Mais les choses se sont accélérées fin 2019, au moment où Guillaume Soro a fait l’objet d’un mandat d’arrêt suite à sa condamnation par la justice ivoirienne à 20 ans de prison, pour recel de deniers publics et blanchiment de capitaux. De quoi potentiellement de fait invalider sa candidature. Ce que certains pourraient considérer comme tombé à point nommé car en l’état, Soro se retrouverait privé pendant cinq ans de ses droits civiques. Exilé en France, l’ancien premier Ministre ne peut toujours pas rentrer dans son pays à l’heure actuelle sous peine d’être directement incarcéré à son retour sur le sol africain. Pourtant, en pleine tension économique et sociale dans le pays, à un carrefour de l’histoire de la Côte d’Ivoire, Soro fait figure d’un espoir sérieux face au président actuel, ou celui que ce dernier soutiendra. Alassane Ouattara avait d’ailleurs indiqué, en mars dernier, ne pas se représenter à la prochaine présidentielle. Bien qu’il affirme vouloir « transférer le pouvoir à une nouvelle génération », il omet de préciser que c’est à un « successeur choisi ».
Comment se défendre équitablement à distance ?
Ce qui est sûr, c’est que pour autant il tient à ce que son clan ne perde pas la main sur le pays. La pression monte désormais à moins de quatre mois du scrutin et la menace d’une invalidation prochaine de la candidature de Soro fait désormais de plus en plus de remous de Yamoussoukro à Paris, politiques mais également désormais juridiques. En effet, le 22 avril dernier, la Cour Africaine des Droits de l’Homme et des Peuples a rendu, une décision très importante dans l’affaire qui oppose désormais directement Guillaume Soro ainsi que plusieurs anciens hauts responsables ivoiriens à la République de Côte d’Ivoire.

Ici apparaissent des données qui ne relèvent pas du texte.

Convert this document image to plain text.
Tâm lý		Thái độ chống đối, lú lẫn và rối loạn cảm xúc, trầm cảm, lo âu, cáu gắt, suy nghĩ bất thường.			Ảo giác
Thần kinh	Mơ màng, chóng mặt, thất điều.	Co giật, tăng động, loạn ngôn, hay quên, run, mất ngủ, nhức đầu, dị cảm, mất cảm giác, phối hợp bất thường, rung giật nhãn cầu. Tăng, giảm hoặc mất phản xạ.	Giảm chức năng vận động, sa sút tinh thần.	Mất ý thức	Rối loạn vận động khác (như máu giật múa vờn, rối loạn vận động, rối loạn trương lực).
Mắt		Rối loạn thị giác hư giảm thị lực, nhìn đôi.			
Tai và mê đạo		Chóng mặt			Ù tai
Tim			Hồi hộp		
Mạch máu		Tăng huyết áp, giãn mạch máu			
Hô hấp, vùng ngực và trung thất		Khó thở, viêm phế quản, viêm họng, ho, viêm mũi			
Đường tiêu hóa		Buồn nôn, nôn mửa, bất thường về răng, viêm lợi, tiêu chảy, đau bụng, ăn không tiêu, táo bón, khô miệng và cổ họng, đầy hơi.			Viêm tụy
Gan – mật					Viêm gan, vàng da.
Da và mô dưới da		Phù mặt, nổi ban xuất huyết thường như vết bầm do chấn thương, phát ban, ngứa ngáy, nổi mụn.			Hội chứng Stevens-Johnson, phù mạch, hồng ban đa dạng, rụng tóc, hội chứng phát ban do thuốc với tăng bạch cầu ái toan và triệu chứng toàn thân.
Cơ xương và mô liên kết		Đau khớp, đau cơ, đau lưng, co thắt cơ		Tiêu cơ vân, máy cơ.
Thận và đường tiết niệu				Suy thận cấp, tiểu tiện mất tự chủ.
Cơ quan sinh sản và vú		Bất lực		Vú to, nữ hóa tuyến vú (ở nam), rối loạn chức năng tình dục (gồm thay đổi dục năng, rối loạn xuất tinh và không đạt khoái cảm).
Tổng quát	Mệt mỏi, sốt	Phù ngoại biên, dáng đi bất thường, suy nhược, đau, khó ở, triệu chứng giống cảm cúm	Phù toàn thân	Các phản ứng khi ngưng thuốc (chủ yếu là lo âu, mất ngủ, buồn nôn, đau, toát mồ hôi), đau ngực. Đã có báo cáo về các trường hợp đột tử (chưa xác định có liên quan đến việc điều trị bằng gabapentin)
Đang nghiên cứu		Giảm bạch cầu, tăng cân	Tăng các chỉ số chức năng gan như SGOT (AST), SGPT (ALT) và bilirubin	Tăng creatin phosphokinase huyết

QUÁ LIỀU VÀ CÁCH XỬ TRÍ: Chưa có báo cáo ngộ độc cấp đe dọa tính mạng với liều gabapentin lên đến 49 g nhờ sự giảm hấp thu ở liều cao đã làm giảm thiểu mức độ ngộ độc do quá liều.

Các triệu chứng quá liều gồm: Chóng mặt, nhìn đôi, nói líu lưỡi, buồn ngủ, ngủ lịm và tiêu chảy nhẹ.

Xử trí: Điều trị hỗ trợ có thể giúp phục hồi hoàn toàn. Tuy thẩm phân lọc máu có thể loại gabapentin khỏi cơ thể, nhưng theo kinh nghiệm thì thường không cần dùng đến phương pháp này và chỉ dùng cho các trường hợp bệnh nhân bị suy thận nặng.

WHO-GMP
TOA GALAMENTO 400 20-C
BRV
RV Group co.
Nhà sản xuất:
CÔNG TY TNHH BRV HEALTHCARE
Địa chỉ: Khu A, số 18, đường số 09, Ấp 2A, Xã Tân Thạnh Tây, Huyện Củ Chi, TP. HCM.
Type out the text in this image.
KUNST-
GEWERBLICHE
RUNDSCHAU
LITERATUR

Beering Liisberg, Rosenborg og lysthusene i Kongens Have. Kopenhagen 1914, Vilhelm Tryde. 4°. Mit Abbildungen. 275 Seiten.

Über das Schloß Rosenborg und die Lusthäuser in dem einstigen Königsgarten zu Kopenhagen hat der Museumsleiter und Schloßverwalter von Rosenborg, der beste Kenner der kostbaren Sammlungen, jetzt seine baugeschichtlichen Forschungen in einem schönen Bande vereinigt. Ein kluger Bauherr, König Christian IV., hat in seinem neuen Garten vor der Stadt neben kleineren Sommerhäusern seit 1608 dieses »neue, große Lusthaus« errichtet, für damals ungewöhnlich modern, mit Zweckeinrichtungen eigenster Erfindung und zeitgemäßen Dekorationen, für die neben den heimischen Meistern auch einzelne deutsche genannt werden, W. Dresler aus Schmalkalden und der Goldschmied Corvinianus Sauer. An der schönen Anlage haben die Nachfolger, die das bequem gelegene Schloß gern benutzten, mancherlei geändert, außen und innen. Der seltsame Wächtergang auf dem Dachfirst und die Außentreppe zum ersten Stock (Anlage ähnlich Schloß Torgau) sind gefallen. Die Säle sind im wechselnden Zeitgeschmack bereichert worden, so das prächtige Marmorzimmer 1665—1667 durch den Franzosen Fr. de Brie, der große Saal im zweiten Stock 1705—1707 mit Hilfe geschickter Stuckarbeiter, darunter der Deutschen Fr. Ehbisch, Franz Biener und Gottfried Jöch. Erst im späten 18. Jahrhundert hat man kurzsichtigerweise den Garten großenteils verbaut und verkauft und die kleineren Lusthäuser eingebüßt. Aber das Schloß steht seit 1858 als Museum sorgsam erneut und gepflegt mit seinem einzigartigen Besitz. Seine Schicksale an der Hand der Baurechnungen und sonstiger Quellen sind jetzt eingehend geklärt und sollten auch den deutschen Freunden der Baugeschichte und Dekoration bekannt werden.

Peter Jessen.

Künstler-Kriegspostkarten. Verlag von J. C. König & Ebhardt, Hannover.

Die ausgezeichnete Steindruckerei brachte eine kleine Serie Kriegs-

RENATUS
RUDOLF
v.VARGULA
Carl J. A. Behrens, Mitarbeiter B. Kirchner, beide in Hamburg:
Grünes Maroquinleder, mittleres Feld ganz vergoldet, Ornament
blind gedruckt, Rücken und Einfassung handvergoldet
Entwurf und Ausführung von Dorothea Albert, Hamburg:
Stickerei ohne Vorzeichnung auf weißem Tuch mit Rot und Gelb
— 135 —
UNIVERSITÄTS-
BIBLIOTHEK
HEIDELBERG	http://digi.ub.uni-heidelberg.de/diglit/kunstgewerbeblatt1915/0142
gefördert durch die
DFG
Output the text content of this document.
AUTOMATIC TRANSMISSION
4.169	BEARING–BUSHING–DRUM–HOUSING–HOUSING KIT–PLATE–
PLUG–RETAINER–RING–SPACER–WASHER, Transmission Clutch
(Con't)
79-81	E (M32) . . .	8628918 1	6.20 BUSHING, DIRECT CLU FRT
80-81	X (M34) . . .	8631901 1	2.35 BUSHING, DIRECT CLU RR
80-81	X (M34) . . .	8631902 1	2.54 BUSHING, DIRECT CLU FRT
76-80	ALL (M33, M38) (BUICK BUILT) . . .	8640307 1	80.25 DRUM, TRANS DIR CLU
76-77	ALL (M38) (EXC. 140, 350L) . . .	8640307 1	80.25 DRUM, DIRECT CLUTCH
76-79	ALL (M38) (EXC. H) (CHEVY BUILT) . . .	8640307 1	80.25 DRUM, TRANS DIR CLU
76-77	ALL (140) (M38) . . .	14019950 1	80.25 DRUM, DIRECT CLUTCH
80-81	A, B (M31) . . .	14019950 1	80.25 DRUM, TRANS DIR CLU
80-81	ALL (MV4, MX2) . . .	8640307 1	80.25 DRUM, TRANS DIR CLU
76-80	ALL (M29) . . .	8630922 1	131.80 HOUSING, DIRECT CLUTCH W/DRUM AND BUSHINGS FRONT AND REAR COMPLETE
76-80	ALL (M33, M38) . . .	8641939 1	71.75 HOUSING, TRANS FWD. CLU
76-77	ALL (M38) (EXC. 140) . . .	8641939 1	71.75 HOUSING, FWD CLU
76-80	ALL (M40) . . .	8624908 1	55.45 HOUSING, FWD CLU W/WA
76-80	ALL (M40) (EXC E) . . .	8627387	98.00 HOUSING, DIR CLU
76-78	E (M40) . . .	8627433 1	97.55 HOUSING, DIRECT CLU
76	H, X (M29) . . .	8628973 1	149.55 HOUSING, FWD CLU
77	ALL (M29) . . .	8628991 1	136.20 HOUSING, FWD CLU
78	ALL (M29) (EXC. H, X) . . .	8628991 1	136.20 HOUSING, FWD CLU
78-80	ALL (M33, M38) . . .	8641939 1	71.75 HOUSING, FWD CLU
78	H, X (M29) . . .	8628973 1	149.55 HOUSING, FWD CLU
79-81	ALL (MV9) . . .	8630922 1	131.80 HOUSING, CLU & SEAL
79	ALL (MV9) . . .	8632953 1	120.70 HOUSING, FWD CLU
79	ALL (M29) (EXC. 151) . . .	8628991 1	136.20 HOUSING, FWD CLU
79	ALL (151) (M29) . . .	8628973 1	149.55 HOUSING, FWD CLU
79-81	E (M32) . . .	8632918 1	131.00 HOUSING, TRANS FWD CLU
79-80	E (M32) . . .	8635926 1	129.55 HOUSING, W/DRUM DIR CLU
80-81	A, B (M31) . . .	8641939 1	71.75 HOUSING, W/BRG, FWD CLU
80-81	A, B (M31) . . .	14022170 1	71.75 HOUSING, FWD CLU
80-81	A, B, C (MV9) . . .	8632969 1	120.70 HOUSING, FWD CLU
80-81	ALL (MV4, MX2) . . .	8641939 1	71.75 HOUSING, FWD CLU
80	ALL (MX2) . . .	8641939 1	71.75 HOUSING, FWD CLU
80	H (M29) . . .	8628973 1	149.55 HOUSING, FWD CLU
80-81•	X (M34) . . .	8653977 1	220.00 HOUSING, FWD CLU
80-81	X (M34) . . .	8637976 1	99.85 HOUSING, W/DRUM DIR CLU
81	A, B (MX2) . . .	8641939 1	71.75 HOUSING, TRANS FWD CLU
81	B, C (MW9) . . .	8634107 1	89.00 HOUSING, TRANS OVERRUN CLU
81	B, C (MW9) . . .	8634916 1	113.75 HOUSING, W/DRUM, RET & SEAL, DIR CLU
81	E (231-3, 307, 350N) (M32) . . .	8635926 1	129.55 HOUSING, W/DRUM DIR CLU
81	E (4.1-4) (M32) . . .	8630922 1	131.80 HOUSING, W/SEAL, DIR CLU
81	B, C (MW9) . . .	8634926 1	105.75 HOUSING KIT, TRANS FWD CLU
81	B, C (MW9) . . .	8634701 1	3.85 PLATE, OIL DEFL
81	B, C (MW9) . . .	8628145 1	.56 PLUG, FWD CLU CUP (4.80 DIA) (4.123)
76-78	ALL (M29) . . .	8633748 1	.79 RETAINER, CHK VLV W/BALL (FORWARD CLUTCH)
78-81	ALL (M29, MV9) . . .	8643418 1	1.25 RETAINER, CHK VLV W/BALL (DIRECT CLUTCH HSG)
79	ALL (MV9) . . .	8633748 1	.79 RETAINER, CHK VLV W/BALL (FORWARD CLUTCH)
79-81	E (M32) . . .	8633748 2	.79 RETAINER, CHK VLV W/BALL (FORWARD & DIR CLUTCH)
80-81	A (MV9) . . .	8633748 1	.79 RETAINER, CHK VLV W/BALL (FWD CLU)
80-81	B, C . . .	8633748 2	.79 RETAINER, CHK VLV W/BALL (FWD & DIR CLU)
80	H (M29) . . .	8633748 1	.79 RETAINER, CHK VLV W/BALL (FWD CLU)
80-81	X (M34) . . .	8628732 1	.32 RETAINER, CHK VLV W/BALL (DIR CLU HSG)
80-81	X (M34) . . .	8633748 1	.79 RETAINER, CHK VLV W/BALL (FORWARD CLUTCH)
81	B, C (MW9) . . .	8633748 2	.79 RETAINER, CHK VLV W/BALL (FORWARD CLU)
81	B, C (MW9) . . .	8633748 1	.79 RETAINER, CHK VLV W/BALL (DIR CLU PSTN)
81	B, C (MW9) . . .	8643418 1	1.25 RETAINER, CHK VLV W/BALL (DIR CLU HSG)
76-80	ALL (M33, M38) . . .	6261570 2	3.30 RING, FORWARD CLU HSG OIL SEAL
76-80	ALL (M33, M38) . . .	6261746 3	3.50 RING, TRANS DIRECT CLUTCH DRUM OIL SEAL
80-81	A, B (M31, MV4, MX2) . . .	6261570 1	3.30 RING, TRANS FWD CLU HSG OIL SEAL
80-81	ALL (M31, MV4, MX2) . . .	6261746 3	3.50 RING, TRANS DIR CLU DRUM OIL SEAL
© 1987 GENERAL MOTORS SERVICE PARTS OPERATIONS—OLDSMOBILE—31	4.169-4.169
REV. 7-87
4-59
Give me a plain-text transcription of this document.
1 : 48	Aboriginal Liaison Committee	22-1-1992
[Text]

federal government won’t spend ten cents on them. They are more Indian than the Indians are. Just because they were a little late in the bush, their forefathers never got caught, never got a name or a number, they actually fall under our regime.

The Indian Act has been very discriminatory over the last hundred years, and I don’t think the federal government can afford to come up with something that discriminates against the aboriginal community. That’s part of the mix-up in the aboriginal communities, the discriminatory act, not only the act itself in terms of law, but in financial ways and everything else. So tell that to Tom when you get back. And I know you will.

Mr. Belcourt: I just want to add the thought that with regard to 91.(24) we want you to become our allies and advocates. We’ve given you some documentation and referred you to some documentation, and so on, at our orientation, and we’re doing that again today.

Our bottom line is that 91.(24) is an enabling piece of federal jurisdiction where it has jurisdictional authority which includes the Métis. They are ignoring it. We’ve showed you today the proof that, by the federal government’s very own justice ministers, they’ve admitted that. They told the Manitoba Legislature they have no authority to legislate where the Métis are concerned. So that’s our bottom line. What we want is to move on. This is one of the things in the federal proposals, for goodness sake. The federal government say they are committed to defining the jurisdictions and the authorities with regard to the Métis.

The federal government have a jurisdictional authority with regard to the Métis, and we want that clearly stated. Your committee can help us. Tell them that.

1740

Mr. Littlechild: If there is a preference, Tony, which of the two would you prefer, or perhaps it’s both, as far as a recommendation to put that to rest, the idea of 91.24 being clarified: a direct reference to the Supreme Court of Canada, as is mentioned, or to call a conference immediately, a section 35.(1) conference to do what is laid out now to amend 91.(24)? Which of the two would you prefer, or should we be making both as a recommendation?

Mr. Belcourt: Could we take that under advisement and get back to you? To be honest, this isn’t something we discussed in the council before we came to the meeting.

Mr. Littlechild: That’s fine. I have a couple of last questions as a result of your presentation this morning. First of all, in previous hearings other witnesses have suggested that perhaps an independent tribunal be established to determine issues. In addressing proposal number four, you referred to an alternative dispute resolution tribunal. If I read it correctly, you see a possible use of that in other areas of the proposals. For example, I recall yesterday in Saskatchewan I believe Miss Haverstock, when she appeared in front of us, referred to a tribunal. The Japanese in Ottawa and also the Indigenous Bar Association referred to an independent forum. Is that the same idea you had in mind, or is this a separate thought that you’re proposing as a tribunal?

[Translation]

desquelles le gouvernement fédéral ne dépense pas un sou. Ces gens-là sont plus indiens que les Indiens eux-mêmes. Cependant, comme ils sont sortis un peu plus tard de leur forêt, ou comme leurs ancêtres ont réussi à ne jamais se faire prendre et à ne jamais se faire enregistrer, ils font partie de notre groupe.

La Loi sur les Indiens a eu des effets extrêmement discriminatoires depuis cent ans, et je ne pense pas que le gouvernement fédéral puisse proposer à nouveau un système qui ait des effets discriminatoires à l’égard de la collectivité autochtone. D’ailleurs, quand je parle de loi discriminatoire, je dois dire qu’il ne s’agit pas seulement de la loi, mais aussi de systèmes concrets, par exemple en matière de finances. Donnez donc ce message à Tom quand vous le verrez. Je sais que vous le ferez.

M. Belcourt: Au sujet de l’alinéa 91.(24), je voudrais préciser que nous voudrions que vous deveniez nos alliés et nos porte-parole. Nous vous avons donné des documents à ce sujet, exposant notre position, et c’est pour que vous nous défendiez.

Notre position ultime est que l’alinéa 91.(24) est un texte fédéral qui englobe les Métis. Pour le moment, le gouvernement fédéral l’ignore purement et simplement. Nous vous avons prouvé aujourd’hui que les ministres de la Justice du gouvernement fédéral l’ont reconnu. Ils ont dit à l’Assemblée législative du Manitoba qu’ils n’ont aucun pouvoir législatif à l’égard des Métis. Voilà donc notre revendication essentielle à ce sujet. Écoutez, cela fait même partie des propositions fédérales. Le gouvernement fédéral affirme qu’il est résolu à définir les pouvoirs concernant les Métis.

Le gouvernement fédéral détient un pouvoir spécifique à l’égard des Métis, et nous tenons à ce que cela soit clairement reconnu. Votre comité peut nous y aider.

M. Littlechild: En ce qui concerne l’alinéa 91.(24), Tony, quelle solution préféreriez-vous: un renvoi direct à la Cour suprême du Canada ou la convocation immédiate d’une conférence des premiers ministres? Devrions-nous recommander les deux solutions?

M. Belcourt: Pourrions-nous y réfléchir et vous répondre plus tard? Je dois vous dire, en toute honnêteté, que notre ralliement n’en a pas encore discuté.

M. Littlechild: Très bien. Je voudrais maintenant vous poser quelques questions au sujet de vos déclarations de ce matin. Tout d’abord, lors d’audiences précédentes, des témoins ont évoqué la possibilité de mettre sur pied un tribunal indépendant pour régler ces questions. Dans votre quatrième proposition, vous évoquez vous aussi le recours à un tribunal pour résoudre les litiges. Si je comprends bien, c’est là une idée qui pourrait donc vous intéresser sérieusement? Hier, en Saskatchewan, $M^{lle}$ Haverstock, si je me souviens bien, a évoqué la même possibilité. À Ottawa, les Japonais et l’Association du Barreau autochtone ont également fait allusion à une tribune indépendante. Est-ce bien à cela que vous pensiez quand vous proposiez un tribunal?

Les requérants, dont une partie a déjà fait les frais de la justice ivoirienne et de la condamnation prononcée en décembre 2019, demandaient à la Cour africaine, non seulement le droit à un procès équitable, mais également celui d’être jugé par une juridiction compétente, en réitérant leur droit à la présomption d’innocence, à la défense, à la liberté d’aller et de venir de Guillaume Soro, afin qu’il puisse se défendre équitablement. Contestant l’émission du mandat d’arrêt contre leur client, ses avocats soulignaient l’extrême gravité de la situation portant atteinte non seulement aux droits fondamentaux du candidat et ce pour des raisons à l’évidence strictement politiques, mais également à la démocratie en général en Côte d’Ivoire. Comment se défendre équitablement à distance ? La Cour, notant que le cas était urgent puisque les élections approchent à grands pas et que Soro n’est pas un candidat totalement marginalisé – loin de là -, la Cour a ordonné à l’unanimité à la Côte d’Ivoire de faire respecter la présomption d’innocence et surtout, de surseoir à l’exécution des mandats de dépôt contre l’ensemble des accusés pendant le temps de l’instruction.
Le risque de montée des tensions, d’accusation de complot, et de basculement du pays dans le chaos, à quelques encablures de l’élection, est loin d’être une simple hypothèse et grandit de jour en jour
Depuis, Yamoussoukro peine à faire respecter la décision de la Cour africaine et menace toujours d’invalider la candidature de Soro, contrevenant ainsi aux principes du droit international. Écarter ce risque permettrait déjà à Soro non seulement de pouvoir rentrer au pays, sans la crainte d’être emprisonné, mais aussi de se défendre équitablement et de poursuivre la campagne présidentielle en toute transparence. Car le risque de montée des tensions, d’accusation de complot, et de basculement du pays dans le chaos, à quelques encablures de l’élection, est loin d’être une simple hypothèse et grandit de jour en jour.